Алесь Адамович – Кузьма Чорный. Уроки творчества (страница 19)
ПОЛЕМИЧЕСКИ-ФИЛОСОФСКИЙ, «ВТОРОЙ» ПЛАН В ПРОИЗВЕДЕНИЯХ К. ЧОРНОГО
Что нам дают, спросим себя снова, параллели, сопоставления с другими писателями, другими литературами, когда мы изучаем произведения К. Чорного? Не обедняем ли мы нашу литературу, не превращаем ли мы ее в «копию» и т. д.? Можно и обеднить, угроза такая перед каждым исследователем стоит, тут трудно, как говорят, «зарекаться». Тем не менее такой анализ может быть полезен и необходим. Часто именно он может помочь нам увидеть большую глубину: и второй и третий планы художественной и философской мысли писателя.

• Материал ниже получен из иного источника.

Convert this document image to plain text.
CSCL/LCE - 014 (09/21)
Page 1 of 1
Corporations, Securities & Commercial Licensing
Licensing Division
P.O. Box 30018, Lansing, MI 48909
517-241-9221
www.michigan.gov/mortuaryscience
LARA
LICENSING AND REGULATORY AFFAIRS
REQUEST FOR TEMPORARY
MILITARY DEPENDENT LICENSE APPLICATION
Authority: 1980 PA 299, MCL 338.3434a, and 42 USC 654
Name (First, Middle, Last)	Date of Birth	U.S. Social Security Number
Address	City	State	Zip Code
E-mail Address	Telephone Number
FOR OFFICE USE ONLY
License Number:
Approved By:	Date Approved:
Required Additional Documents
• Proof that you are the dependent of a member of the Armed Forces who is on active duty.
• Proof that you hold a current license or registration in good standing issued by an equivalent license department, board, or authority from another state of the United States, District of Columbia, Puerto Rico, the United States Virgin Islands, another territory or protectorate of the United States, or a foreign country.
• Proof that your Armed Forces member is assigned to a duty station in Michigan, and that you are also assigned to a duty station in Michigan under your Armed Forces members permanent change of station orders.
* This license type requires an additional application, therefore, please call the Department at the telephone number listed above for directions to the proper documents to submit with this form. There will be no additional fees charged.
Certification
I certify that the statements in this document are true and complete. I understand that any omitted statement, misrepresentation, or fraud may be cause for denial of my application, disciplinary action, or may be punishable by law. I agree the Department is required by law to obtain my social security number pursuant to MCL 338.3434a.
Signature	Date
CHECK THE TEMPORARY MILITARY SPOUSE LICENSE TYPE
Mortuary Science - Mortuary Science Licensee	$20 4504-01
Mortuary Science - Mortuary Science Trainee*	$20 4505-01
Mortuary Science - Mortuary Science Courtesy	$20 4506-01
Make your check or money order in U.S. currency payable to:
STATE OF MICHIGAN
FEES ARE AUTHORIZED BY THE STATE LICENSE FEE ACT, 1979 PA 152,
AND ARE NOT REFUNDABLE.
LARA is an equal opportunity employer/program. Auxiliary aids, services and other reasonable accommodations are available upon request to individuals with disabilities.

На дорогах ставят знаки, которые делаются видимыми, «прочитываются», если их осветить внешним светом. Так и у Чорного некоторые приемы, места «прочитываются», только если их «осветить» Достоевским. И тогда мы заметим у Чорного то, что сначала не замечалось. Мы приводили примеры с групповыми сценами. Можно и другие места «подсветить» Достоевским, чтобы увидеть их второй литературный план, лучше ощутить подлинное богатство философской мысли К. Чорного.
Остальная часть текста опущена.